Just as the spring sales season starts to heat up, housing affordability has improved, according to Nationwide's latest Health of Housing Markets Report.
The report found that house price appreciation is slowing, mostly in response to higher mortgage rates. For the first time in a year, the report's proprietary Leading Index of Healthy Housing Markets (LIHHM) is forecasting a positive outlook for the national housing market.
"The last few years have been difficult for home buyers. From unsustainably rapid price gains to higher mortgage rates to tight supplies of homes for sale, it's been an increasingly difficult time to buy a home," said David Berson, Nationwide senior vice president and chief economist. "But, with slower house price increases and recent declines in mortgage rates, coupled with a still solid job market and rising wages, the spring home buying season looks as pretty positive."
LIHHM is unusual among housing market indices as it is a forward-looking measure of housing market sustainability. The demand metrics within the LIHHM remain positive with an ultra-low unemployment rate, continued solid job gains and a steady mortgage market.
Regionally, more than half of the LIHHM performance rankings were positive, an improvement from the last six months. Income growth is more aligned with house price appreciation, and household formations are strong in most markets. But, low housing supplies continue to hold back sales, even with stronger demand.
The 10 metro areas with the most positive LIHHM forecasts are, in order: Lawton, Okla.; Waterloo-Cedar Falls, Iowa; Sumter, S.C.; Trenton, N.J.; Watertown-Fort Drum, N.Y.; Houston-The Woodlands, Texas; Chicago-Naperville, Ill.; Hinesville, Ga.; Des Moines-West Des Moines, Iowa; and, Abilene, Texas.
The 10 MSAs with the least positive LIHHM outlooks are: Bismarck, N.D.; Kennewick-Richland, Wash.; Owensboro, Ky.; Pueblo, Colo.; Beckley, W.V.; Yakima, Wash.; Rapid City, S.D.; Midland, Texas; Ogden-Clearfield, Utah; and, Janesville-Beloit, Wis.
Tax reform affecting the high-end market?
New limits for the state and local tax (SALT) deduction and mortgage interest deductions in the Tax Cuts and Jobs Act of 2017 were expected to have a negative impact on the upper-end housing market.
Data from 2018 suggests that this has occurred. Price gains slowed the most for the highest-priced tier of homes, from 4.7% at the end of 2017 to 2.1% in December 2018, according to data from Black Knight. By comparison, the lowest-priced tier slowed more modestly – from 8.8% to 7.4% over the same time period.
The degree to which the tax changes were a principal cause of these price trends can be difficult to separate. Still, there are regional differences that suggest a measurable impact on the price appreciation of higher-priced versus lower-priced homes – likely as a result of the new tax deduction limits.

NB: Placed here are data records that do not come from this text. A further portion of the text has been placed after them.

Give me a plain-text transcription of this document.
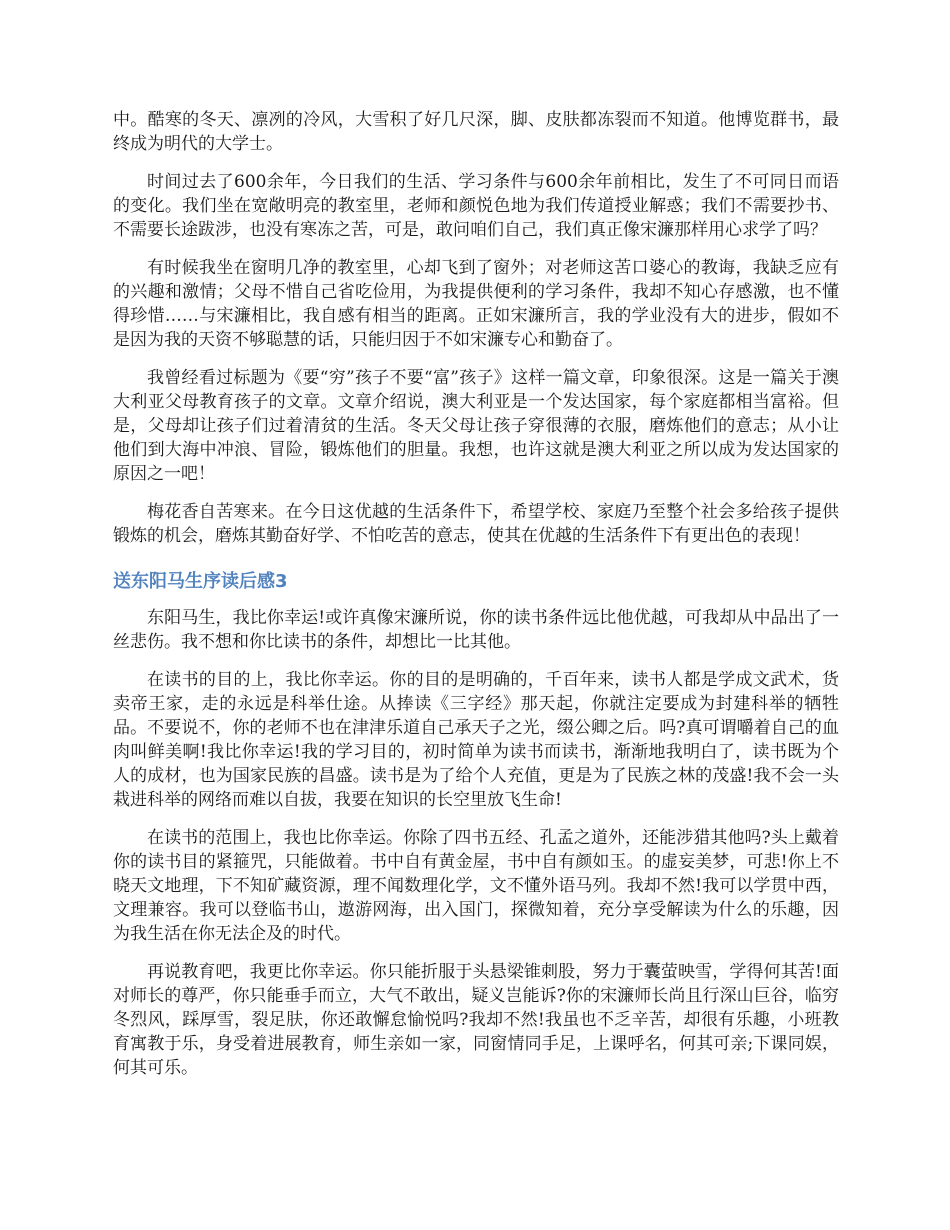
中。酷寒的冬天、凛冽的冷风，大雪积了好几尺深，脚、皮肤都冻裂而不知道。他博览群书，最终成为明代的大学士。

时间过去了600余年，今日我们的生活、学习条件与600余年前相比，发生了不可同日而语的变化。我们坐在宽敞明亮的教室里，老师和颜悦色地为我们传道授业解惑；我们不需要抄书、不需要长途跋涉，也没有寒冻之苦，可是，敢问咱们自己，我们真正像宋濂那样用心求学了吗？

有时候我坐在窗明几净的教室里，心却飞到了窗外；对老师这苦口婆心的教诲，我缺乏应有的兴趣和激情；父母不惜自己省吃俭用，为我提供便利的学习条件，我却不知心存感激，也不懂得珍惜……与宋濂相比，我自感有相当的距离。正如宋濂所言，我的学业没有大的进步，假如不是因为我的天资不够聪慧的话，只能归因于不如宋濂专心和勤奋了。

我曾经看过标题为《要“穷”孩子不要“富”孩子》这样一篇文章，印象很深。这是一篇关于澳大利亚父母教育孩子的文章。文章介绍说，澳大利亚是一个发达国家，每个家庭都相当富裕。但是，父母却让孩子们过着清贫的生活。冬天父母让孩子穿很薄的衣服，磨炼他们的意志；从小让他们到大海中冲浪、冒险，锻炼他们的胆量。我想，也许这就是澳大利亚之所以成为发达国家的原因之一吧！

梅花香自苦寒来。在今日这优越的生活条件下，希望学校、家庭乃至整个社会多给孩子提供锻炼的机会，磨炼其勤奋好学、不怕吃苦的意志，使其在优越的生活条件下有更出色的表现！

送东阳马生序读后感3

东阳马生，我比你幸运!或许真像宋濂所说，你的读书条件远比他优越，可我却从中品出了一丝悲伤。我不想和你比读书的条件，却想比一比其他。

在读书的目的上，我比你幸运。你的目的是明确的，千百年来，读书人都是学成文武术，货卖帝王家，走的永远是科举仕途。从捧读《三字经》那天起，你就注定要成为封建科举的牺牲品。不要说不，你的老师不也在津津乐道自己承天子之光，缀公卿之后。吗?真可谓嚼着自己的血肉叫鲜美啊!我比你幸运!我的学习目的，初时简单为读书而读书，渐渐地我明白了，读书既为个人的成材，也为国家民族的昌盛。读书是为了给个人充值，更是为了民族之林的茂盛!我不会一头栽进科举的网络而难以自拔，我要在知识的长空里放飞生命!

在读书的范围上，我也比你幸运。你除了四书五经、孔孟之道外，还能涉猎其他吗?头上戴着你的读书目的紧箍咒，只能做着。书中自有黄金屋，书中自有颜如玉。的虚妄美梦，可悲!你上不晓天文地理，下不知矿藏资源，理不闻数理化学，文不懂外语马列。我却不然!我可以学贯中西，文理兼容。我可以登临书山，遨游网海，出入国门，探微知着，充分享受解读为什么的乐趣，因为我生活在你无法企及的时代。

再说教育吧，我更比你幸运。你只能折服于头悬梁锥刺股，努力于囊萤映雪，学得何其苦!面对师长的尊严，你只能垂手而立，大气不敢出，疑义岂能诉?你的宋濂师长尚且行深山巨谷，临穷冬烈风，踩厚雪，裂足肤，你还敢懈怠愉悦吗?我却不然!我虽也不乏辛苦，却很有乐趣，小班教育寓教于乐，身受着进展教育，师生亲如一家，同窗情同手足，上课呼名，何其可亲;下课同娱，何其可乐。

For example, in states such as California, Maryland, Massachusetts and New Jersey where homeowners would be more likely to use SALT and mortgage interest deductions due to higher home values and property tax rates, there was a sharper slowdown in price gains for the highest-price tier relative to lower-price tiers. In New York, while price gains accelerated across all tiers, the increase was smallest in the highest-price tier.
Going forward, the potential drag on demand for high-end housing from the tax changes could have a continuing impact on prices and sales activity in some local markets.
Hurricane-ravaged markets recovering
Local housing markets historically take about a year or more to recover from the rise in mortgage delinquencies that commonly follow hurricanes.
The HoHM Report found that heavily impacted housing markets in Florida and along the Gulf Coast of Texas by Hurricanes Irma in September 2017 and Harvey in August 2017, respectively, are finally returning to pre-storm conditions.
"While those areas are still recovering from the storms of 2017, the drop in delinquency rates shows that conditions are improving," said Berson.
Texas markets running along the Gulf from Corpus Christi to Beaumont-Port Arthur and Florida markets from Tampa-St. Petersburg south saw significant reductions in mortgage delinquencies by the end of 2018.